JSON is everywhere in games — config files, save data, level metadata, animation definitions, you name it. The JSON Editor opens any JSON file as an editable tree, with type-aware controls per node, a search box, and a Monaco escape hatch when you really do want to edit the raw text.

It's the difference between "scrolling through a 600-line file" and "click the field, change it, save."

Features

  • Tree view. Every object, array, and value rendered as a navigable tree. Expand and collapse branches; jump to any node instantly.
  • Type-aware inline edits. Numbers get number inputs, booleans get toggles, strings get text inputs, null and undefined get the obvious controls. No more accidentally turning 42 into "42" because you mistyped.
  • Node inspector. Click any node and see its path, its type, and edit its value in a focused panel.
  • Search. Find any key or value anywhere in the document. Useful for big config files.
  • Monaco escape hatch. When you want the raw text — paste a chunk, do a regex find-replace, or just see what's actually on disk — switch modes and you're in a full Monaco editor.
  • Validates as you edit. Catches malformed JSON before you save and break your game.
  • Save to the VFS. Saves track version history, so a bad edit is one revert away from being a non-issue.
  • Multiple windows.
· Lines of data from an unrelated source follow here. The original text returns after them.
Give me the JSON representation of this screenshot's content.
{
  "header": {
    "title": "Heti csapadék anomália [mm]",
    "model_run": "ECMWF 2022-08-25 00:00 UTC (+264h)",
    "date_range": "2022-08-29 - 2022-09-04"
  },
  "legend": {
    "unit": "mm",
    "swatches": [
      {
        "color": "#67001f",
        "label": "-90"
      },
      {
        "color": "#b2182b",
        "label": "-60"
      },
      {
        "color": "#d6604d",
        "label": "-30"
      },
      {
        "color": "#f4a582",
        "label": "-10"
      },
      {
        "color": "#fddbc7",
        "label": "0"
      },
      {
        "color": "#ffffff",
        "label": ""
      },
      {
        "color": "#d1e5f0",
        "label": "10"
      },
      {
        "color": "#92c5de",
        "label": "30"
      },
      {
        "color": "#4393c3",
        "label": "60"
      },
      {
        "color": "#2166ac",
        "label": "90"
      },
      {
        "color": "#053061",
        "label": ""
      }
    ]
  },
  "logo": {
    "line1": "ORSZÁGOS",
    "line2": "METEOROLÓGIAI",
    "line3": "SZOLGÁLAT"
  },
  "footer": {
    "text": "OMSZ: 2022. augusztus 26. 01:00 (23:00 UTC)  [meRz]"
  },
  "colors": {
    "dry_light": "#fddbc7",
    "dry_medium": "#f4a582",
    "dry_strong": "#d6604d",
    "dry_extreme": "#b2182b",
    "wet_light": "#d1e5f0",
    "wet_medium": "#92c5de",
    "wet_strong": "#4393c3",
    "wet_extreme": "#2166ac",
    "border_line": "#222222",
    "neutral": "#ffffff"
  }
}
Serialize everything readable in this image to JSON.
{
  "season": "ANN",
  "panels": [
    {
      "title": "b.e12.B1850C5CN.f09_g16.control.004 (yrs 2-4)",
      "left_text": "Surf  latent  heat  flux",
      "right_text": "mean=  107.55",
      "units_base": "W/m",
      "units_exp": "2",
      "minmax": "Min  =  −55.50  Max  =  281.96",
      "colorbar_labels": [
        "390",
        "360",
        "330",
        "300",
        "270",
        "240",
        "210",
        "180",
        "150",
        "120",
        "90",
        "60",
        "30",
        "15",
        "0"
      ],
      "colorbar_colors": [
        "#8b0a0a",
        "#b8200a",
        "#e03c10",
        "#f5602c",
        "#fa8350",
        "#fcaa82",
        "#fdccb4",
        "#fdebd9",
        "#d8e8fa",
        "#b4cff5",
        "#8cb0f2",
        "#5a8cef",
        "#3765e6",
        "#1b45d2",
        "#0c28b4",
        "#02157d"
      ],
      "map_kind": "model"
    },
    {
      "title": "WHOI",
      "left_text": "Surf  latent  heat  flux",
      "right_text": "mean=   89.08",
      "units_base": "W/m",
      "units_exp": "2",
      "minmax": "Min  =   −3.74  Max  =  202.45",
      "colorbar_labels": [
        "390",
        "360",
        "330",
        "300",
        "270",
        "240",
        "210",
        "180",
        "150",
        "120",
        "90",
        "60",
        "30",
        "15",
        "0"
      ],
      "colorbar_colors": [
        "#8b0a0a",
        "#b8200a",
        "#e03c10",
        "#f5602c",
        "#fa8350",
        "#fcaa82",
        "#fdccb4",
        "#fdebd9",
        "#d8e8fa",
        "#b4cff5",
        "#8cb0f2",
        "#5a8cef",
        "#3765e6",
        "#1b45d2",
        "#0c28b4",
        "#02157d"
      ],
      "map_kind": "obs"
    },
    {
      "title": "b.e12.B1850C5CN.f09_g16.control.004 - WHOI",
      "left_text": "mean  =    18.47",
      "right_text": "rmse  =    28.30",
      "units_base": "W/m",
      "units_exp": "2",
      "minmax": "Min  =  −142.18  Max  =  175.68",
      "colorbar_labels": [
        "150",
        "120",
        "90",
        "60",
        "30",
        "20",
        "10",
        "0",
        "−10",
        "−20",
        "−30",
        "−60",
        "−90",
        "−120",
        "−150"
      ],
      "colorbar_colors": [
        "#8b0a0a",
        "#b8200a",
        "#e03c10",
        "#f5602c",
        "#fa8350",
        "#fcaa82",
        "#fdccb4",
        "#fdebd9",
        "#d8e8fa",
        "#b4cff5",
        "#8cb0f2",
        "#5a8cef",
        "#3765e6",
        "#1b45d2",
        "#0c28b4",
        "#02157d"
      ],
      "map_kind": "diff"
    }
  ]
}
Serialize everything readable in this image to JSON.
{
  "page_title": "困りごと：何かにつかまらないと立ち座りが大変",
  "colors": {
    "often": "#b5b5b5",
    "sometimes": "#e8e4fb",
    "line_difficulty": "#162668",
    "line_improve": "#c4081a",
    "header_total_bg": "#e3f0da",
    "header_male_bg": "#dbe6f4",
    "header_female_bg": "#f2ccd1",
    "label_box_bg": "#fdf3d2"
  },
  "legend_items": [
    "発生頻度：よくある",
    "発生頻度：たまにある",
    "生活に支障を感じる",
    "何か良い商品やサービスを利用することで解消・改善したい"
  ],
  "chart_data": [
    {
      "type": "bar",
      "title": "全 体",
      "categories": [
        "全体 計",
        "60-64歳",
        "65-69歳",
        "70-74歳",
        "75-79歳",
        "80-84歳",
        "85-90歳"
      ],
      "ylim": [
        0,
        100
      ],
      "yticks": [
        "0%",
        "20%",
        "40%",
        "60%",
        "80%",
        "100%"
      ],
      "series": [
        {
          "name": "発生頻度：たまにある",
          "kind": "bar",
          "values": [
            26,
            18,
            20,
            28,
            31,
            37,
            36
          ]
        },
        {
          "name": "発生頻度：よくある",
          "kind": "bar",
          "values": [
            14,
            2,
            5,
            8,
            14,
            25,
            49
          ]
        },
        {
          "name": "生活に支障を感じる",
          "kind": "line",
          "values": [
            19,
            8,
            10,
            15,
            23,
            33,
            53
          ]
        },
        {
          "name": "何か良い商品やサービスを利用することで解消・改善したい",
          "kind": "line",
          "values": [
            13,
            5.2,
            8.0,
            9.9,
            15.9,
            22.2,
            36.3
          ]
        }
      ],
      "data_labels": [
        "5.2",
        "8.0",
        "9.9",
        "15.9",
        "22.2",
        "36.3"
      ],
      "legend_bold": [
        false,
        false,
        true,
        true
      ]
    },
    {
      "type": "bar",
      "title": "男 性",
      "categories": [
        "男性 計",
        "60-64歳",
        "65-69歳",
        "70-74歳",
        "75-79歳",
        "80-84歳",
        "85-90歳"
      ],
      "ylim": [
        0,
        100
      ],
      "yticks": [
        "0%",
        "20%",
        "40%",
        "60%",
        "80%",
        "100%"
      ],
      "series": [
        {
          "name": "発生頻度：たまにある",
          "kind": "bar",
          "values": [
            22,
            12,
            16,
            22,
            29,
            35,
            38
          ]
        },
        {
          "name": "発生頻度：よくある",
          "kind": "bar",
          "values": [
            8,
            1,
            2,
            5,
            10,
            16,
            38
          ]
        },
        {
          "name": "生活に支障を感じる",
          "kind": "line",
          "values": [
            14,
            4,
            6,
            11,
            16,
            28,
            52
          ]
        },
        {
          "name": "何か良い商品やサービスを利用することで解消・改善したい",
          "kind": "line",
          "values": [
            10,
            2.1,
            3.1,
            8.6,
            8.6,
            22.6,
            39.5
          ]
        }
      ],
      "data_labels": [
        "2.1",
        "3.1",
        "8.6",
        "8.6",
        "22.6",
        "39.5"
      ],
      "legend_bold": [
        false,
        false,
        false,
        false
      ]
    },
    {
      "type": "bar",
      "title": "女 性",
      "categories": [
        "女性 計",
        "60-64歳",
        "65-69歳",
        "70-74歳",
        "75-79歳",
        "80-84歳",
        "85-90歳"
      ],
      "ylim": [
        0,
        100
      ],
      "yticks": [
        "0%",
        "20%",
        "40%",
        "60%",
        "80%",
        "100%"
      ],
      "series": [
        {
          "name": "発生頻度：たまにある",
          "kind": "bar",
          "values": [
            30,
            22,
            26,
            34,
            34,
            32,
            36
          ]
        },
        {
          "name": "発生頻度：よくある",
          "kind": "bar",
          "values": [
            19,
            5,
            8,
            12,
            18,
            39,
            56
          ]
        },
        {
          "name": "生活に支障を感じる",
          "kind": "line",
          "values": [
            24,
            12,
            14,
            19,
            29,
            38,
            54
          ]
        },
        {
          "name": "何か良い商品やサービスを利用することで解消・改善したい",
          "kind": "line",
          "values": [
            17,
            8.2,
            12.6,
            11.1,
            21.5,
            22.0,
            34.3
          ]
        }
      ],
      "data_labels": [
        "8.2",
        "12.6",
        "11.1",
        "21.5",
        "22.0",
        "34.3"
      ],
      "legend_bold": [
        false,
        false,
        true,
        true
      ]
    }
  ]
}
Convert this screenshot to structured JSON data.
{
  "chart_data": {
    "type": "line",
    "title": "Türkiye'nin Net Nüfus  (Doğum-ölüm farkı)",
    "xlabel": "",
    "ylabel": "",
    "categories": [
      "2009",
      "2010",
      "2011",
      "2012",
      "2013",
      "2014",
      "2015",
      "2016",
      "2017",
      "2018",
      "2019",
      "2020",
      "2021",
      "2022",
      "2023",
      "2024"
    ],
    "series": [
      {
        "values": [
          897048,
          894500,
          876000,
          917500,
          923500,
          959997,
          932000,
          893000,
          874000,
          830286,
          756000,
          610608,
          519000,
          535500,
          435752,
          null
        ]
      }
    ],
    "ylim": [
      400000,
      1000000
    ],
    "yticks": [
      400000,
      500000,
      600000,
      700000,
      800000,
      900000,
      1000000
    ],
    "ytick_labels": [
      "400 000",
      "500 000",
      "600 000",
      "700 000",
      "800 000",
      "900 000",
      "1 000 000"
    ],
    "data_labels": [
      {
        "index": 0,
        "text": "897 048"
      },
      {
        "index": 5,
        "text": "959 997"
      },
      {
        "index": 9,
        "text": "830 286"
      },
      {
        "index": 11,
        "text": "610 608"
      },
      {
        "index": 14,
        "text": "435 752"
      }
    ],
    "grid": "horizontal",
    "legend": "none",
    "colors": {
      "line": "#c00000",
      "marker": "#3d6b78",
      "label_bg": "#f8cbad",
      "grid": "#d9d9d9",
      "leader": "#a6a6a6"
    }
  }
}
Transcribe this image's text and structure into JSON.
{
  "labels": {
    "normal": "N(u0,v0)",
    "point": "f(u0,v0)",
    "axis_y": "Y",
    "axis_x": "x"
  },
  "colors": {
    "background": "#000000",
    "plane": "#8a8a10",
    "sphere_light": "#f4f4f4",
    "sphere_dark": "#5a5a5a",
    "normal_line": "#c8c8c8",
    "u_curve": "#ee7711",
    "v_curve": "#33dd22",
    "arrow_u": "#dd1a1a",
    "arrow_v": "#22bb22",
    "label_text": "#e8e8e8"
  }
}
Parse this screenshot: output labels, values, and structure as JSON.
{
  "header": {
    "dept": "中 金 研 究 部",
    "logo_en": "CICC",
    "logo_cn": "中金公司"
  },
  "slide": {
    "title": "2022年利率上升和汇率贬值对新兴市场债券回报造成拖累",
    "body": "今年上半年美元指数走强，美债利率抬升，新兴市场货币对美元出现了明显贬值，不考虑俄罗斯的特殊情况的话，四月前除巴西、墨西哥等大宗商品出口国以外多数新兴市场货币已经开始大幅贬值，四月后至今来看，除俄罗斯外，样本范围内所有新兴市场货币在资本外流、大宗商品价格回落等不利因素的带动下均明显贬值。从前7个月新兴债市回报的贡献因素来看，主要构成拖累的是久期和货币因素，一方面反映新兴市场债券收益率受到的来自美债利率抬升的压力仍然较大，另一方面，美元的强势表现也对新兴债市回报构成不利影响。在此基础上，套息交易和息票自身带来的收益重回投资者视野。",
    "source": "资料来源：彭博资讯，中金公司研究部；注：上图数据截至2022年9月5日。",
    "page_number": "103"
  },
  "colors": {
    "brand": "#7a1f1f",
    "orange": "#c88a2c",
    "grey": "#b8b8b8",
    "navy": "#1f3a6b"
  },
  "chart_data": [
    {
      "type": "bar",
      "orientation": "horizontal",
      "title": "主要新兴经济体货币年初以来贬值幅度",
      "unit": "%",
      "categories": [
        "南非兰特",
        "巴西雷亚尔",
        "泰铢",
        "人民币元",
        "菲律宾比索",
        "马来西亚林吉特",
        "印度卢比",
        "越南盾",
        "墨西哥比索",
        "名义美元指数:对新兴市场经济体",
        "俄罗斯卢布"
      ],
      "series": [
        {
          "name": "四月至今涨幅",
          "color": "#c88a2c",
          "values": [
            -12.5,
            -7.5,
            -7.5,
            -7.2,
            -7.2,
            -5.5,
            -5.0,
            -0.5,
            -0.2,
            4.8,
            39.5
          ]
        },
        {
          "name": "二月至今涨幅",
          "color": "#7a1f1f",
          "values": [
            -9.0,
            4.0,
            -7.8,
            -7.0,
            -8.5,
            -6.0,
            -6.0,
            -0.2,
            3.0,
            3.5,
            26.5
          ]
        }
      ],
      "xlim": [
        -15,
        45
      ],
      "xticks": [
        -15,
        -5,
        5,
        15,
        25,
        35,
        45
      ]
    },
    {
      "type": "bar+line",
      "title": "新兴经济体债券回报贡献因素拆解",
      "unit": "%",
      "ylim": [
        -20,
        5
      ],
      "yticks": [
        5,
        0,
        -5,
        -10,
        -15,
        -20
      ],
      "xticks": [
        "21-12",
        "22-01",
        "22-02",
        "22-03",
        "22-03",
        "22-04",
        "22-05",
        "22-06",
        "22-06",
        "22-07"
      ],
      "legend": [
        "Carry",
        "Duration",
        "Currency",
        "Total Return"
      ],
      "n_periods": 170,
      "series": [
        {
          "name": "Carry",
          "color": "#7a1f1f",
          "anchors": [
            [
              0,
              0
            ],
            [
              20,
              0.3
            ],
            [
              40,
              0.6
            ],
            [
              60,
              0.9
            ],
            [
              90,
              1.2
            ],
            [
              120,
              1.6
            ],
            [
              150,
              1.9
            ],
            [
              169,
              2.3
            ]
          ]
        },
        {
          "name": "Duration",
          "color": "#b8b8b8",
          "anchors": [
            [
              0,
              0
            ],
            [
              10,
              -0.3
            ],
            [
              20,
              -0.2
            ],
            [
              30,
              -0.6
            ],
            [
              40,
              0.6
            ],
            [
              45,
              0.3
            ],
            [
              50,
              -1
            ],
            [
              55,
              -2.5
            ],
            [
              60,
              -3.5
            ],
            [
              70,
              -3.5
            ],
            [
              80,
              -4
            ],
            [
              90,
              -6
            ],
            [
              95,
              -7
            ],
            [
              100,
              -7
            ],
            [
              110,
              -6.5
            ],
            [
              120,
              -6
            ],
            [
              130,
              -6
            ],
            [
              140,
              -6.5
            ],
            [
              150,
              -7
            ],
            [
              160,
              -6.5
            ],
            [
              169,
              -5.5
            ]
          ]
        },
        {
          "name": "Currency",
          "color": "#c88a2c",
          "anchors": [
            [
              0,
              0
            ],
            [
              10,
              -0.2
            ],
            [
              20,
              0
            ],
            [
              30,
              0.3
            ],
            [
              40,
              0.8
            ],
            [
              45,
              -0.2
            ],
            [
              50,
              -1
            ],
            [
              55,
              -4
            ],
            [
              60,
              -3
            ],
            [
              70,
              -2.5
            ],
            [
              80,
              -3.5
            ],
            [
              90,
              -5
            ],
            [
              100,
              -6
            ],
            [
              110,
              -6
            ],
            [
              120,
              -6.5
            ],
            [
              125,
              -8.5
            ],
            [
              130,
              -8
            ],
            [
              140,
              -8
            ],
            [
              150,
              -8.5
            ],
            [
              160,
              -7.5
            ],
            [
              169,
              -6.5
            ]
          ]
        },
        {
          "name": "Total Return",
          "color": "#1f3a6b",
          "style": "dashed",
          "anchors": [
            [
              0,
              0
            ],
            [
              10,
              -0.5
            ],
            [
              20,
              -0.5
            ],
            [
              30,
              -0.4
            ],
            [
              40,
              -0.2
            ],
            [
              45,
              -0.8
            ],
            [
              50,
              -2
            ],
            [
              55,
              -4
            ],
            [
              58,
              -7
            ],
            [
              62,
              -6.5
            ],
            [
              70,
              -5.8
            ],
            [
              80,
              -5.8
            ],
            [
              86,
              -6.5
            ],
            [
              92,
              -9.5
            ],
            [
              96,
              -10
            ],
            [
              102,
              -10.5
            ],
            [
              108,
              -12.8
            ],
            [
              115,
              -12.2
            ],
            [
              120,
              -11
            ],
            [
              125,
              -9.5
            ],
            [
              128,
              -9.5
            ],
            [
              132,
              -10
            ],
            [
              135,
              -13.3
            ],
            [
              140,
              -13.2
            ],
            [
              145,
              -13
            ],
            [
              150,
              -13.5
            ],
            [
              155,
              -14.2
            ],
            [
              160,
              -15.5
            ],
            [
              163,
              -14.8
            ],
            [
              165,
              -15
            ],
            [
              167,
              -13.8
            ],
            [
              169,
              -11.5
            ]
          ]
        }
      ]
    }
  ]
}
Compare two config files side by side, or edit several at once.

What you walk away with

  • Cleanly edited JSON, with no syntax mistakes.
  • A way faster path through "I just want to change this one number" than opening it in a text editor.
  • Version-tracked files you can roll back if a save goes sideways.

JSON editing isn't glamorous. This tool makes it bearable — and most of the time, that's all you need.